"Je pense que la discussion est sur la bonne voie (...) J'espère que nous aurons une discussion finale fructueuse et un bon résultat pour montrer notre solidarité", a estimé Gordan Grlic Radman en arrivant à une réunion informelle des ministres des Affaires étrangères de l'Alliance atlantique à Berlin.

L'opposition de dernière minute affichée par la Turquie, membre de l'Alliance, à l'intégration des deux pays nordiques fait peser une incertitude sur l'aboutissement du processus.
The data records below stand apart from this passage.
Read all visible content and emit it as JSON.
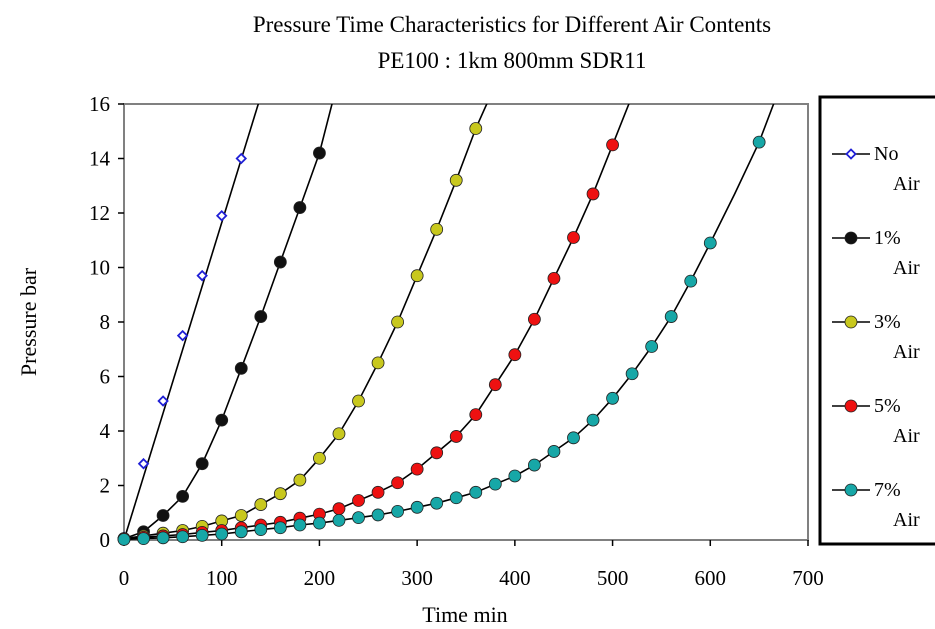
{
  "chart_data": {
    "type": "line",
    "title": "Pressure Time Characteristics for Different Air Contents",
    "subtitle": "PE100 : 1km 800mm SDR11",
    "xlabel": "Time min",
    "ylabel": "Pressure bar",
    "xlim": [
      0,
      700
    ],
    "ylim": [
      0,
      16
    ],
    "x_ticks": [
      "0",
      "100",
      "200",
      "300",
      "400",
      "500",
      "600",
      "700"
    ],
    "y_ticks": [
      "0",
      "2",
      "4",
      "6",
      "8",
      "10",
      "12",
      "14",
      "16"
    ],
    "grid": false,
    "legend_position": "right",
    "series": [
      {
        "legend_line1": "No",
        "legend_line2": "Air",
        "color": "#1f1fd6",
        "marker": "open-diamond",
        "x": [
          0,
          20,
          40,
          60,
          80,
          100,
          120
        ],
        "y": [
          0.1,
          2.8,
          5.1,
          7.5,
          9.7,
          11.9,
          14.0
        ],
        "curve_x": [
          0,
          140
        ],
        "curve_y": [
          0,
          16.3
        ]
      },
      {
        "legend_line1": "1%",
        "legend_line2": "Air",
        "color": "#111111",
        "marker": "dot",
        "x": [
          0,
          20,
          40,
          60,
          80,
          100,
          120,
          140,
          160,
          180,
          200
        ],
        "y": [
          0.05,
          0.3,
          0.9,
          1.6,
          2.8,
          4.4,
          6.3,
          8.2,
          10.2,
          12.2,
          14.2
        ],
        "curve_x": [
          0,
          20,
          40,
          60,
          80,
          100,
          120,
          140,
          160,
          180,
          200,
          215
        ],
        "curve_y": [
          0.05,
          0.3,
          0.9,
          1.6,
          2.8,
          4.4,
          6.3,
          8.2,
          10.2,
          12.2,
          14.2,
          16.3
        ]
      },
      {
        "legend_line1": "3%",
        "legend_line2": "Air",
        "color": "#c8c81e",
        "marker": "dot",
        "x": [
          0,
          20,
          40,
          60,
          80,
          100,
          120,
          140,
          160,
          180,
          200,
          220,
          240,
          260,
          280,
          300,
          320,
          340,
          360
        ],
        "y": [
          0.05,
          0.15,
          0.25,
          0.35,
          0.5,
          0.7,
          0.9,
          1.3,
          1.7,
          2.2,
          3.0,
          3.9,
          5.1,
          6.5,
          8.0,
          9.7,
          11.4,
          13.2,
          15.1
        ],
        "curve_x": [
          0,
          20,
          40,
          60,
          80,
          100,
          120,
          140,
          160,
          180,
          200,
          220,
          240,
          260,
          280,
          300,
          320,
          340,
          360,
          375
        ],
        "curve_y": [
          0.05,
          0.15,
          0.25,
          0.35,
          0.5,
          0.7,
          0.9,
          1.3,
          1.7,
          2.2,
          3.0,
          3.9,
          5.1,
          6.5,
          8.0,
          9.7,
          11.4,
          13.2,
          15.1,
          16.3
        ]
      },
      {
        "legend_line1": "5%",
        "legend_line2": "Air",
        "color": "#ee1111",
        "marker": "dot",
        "x": [
          0,
          20,
          40,
          60,
          80,
          100,
          120,
          140,
          160,
          180,
          200,
          220,
          240,
          260,
          280,
          300,
          320,
          340,
          360,
          380,
          400,
          420,
          440,
          460,
          480,
          500
        ],
        "y": [
          0.05,
          0.1,
          0.15,
          0.2,
          0.28,
          0.35,
          0.45,
          0.55,
          0.65,
          0.8,
          0.95,
          1.15,
          1.45,
          1.75,
          2.1,
          2.6,
          3.2,
          3.8,
          4.6,
          5.7,
          6.8,
          8.1,
          9.6,
          11.1,
          12.7,
          14.5
        ],
        "curve_x": [
          0,
          20,
          40,
          60,
          80,
          100,
          120,
          140,
          160,
          180,
          200,
          220,
          240,
          260,
          280,
          300,
          320,
          340,
          360,
          380,
          400,
          420,
          440,
          460,
          480,
          500,
          520
        ],
        "curve_y": [
          0.05,
          0.1,
          0.15,
          0.2,
          0.28,
          0.35,
          0.45,
          0.55,
          0.65,
          0.8,
          0.95,
          1.15,
          1.45,
          1.75,
          2.1,
          2.6,
          3.2,
          3.8,
          4.6,
          5.7,
          6.8,
          8.1,
          9.6,
          11.1,
          12.7,
          14.5,
          16.3
        ]
      },
      {
        "legend_line1": "7%",
        "legend_line2": "Air",
        "color": "#17a7a7",
        "marker": "dot",
        "x": [
          0,
          20,
          40,
          60,
          80,
          100,
          120,
          140,
          160,
          180,
          200,
          220,
          240,
          260,
          280,
          300,
          320,
          340,
          360,
          380,
          400,
          420,
          440,
          460,
          480,
          500,
          520,
          540,
          560,
          580,
          600,
          650
        ],
        "y": [
          0.02,
          0.05,
          0.08,
          0.12,
          0.17,
          0.22,
          0.3,
          0.38,
          0.45,
          0.55,
          0.62,
          0.72,
          0.82,
          0.92,
          1.05,
          1.2,
          1.35,
          1.55,
          1.75,
          2.05,
          2.35,
          2.75,
          3.25,
          3.75,
          4.4,
          5.2,
          6.1,
          7.1,
          8.2,
          9.5,
          10.9,
          14.6
        ],
        "curve_x": [
          0,
          20,
          40,
          60,
          80,
          100,
          120,
          140,
          160,
          180,
          200,
          220,
          240,
          260,
          280,
          300,
          320,
          340,
          360,
          380,
          400,
          420,
          440,
          460,
          480,
          500,
          520,
          540,
          560,
          580,
          600,
          625,
          650,
          668
        ],
        "curve_y": [
          0.02,
          0.05,
          0.08,
          0.12,
          0.17,
          0.22,
          0.3,
          0.38,
          0.45,
          0.55,
          0.62,
          0.72,
          0.82,
          0.92,
          1.05,
          1.2,
          1.35,
          1.55,
          1.75,
          2.05,
          2.35,
          2.75,
          3.25,
          3.75,
          4.4,
          5.2,
          6.1,
          7.1,
          8.2,
          9.5,
          10.9,
          12.7,
          14.6,
          16.3
        ]
      }
    ]
  }
}
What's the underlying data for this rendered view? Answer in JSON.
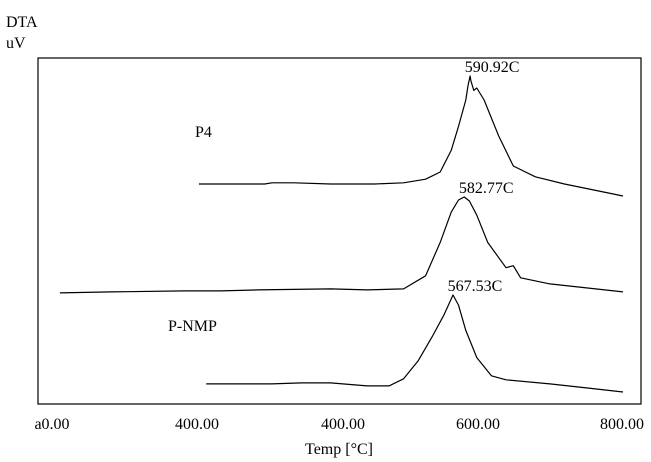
{
  "chart_data": {
    "type": "line",
    "y_axis_title_line1": "DTA",
    "y_axis_title_line2": "uV",
    "xlabel": "Temp [°C]",
    "x_tick_labels": [
      "a0.00",
      "400.00",
      "400.00",
      "600.00",
      "800.00"
    ],
    "xlim": [
      0,
      800
    ],
    "grid": false,
    "legend": "none",
    "series": [
      {
        "name": "P4",
        "peak_label": "590.92C",
        "x": [
          220,
          280,
          310,
          320,
          350,
          400,
          460,
          500,
          530,
          550,
          565,
          575,
          585,
          588,
          590.9,
          592,
          596,
          600,
          610,
          630,
          650,
          680,
          720,
          760,
          800
        ],
        "y": [
          0.1,
          0.1,
          0.1,
          0.11,
          0.11,
          0.1,
          0.1,
          0.11,
          0.14,
          0.2,
          0.38,
          0.58,
          0.8,
          0.92,
          1.0,
          0.96,
          0.88,
          0.9,
          0.8,
          0.5,
          0.25,
          0.16,
          0.1,
          0.05,
          0.0
        ]
      },
      {
        "name": "",
        "peak_label": "582.77C",
        "x": [
          30,
          100,
          200,
          250,
          300,
          400,
          450,
          500,
          530,
          550,
          565,
          575,
          582.8,
          590,
          600,
          615,
          640,
          650,
          660,
          700,
          750,
          800
        ],
        "y": [
          0.05,
          0.06,
          0.07,
          0.07,
          0.08,
          0.09,
          0.08,
          0.09,
          0.22,
          0.55,
          0.85,
          0.97,
          1.0,
          0.96,
          0.82,
          0.55,
          0.3,
          0.32,
          0.2,
          0.14,
          0.1,
          0.06
        ]
      },
      {
        "name": "P-NMP",
        "peak_label": "567.53C",
        "x": [
          230,
          280,
          320,
          360,
          400,
          450,
          480,
          500,
          520,
          540,
          555,
          567.5,
          575,
          585,
          600,
          620,
          640,
          700,
          750,
          800
        ],
        "y": [
          0.12,
          0.12,
          0.12,
          0.13,
          0.13,
          0.1,
          0.1,
          0.17,
          0.35,
          0.6,
          0.8,
          1.0,
          0.9,
          0.65,
          0.38,
          0.2,
          0.16,
          0.12,
          0.08,
          0.04
        ]
      }
    ]
  }
}
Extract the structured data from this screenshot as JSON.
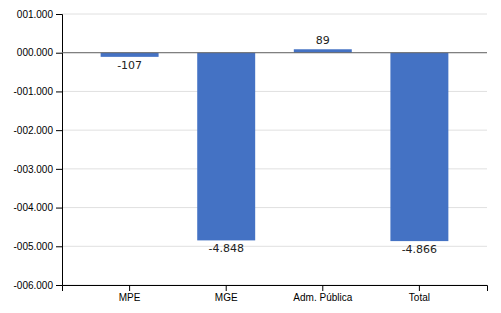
{
  "chart_data": {
    "type": "bar",
    "categories": [
      "MPE",
      "MGE",
      "Adm. Pública",
      "Total"
    ],
    "values": [
      -107,
      -4848,
      89,
      -4866
    ],
    "value_labels": [
      "-107",
      "-4.848",
      "89",
      "-4.866"
    ],
    "data_labels": true,
    "color": "#4472C4",
    "ylim": [
      -6000,
      1000
    ],
    "yticks": [
      {
        "value": -6000,
        "label": "-006.000"
      },
      {
        "value": -5000,
        "label": "-005.000"
      },
      {
        "value": -4000,
        "label": "-004.000"
      },
      {
        "value": -3000,
        "label": "-003.000"
      },
      {
        "value": -2000,
        "label": "-002.000"
      },
      {
        "value": -1000,
        "label": "-001.000"
      },
      {
        "value": 0,
        "label": "000.000"
      },
      {
        "value": 1000,
        "label": "001.000"
      }
    ],
    "grid": true
  }
}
"Je suis convaincu que les alliés que nous sommes verront d'un oeil constructif et positif leur adhésion à cette alliance", a cependant déclaré le secrétaire général délégué de l'Otan, Mircea Geoana, qui s'est aussi dit confiant dans la possibilité d'atteindre un consensus.

La ministre allemande des Affaires étrangères, Annalena Baerbock, a même assuré que ces deux adhésions pourraient intervenir "très rapidement".

"L'Allemagne a tout préparé pour que le processus de ratification soit rapide", a-t-elle indiqué au lendemain des échanges avec les chefs de la diplomatie des deux pays nordiques, présents à Berlin.

"De nombreux pays ont souligné qu'il était important qu'il n'y ait pas de zone grise interminable", a-t-elle poursuivi, en référence au délai entre la candidature et l'intégration effective des nouveaux entrants.

Sous l'effet de la guerre en Ukraine, les deux pays s'apprêtent à tourner la page de décennies de non-alignement militaire.

La Finlande doit officialiser sa candidature ce dimanche, avant une réunion décisive du parti au pouvoir en Suède en vue d'une probable demande d'adhésion commune des deux pays.

La Turquie reproche à la Suède et la Finlande de faire preuve d'une trop grande mansuétude vis-à-vis du Parti des travailleurs du Kurdistan, le PKK.

Le ministre turc des Affaires étrangères, Mevlut Cavusoglu, s'est toutefois dit prêt à en discuter avec les deux pays, ainsi qu'avec les autres nations de l'Otan.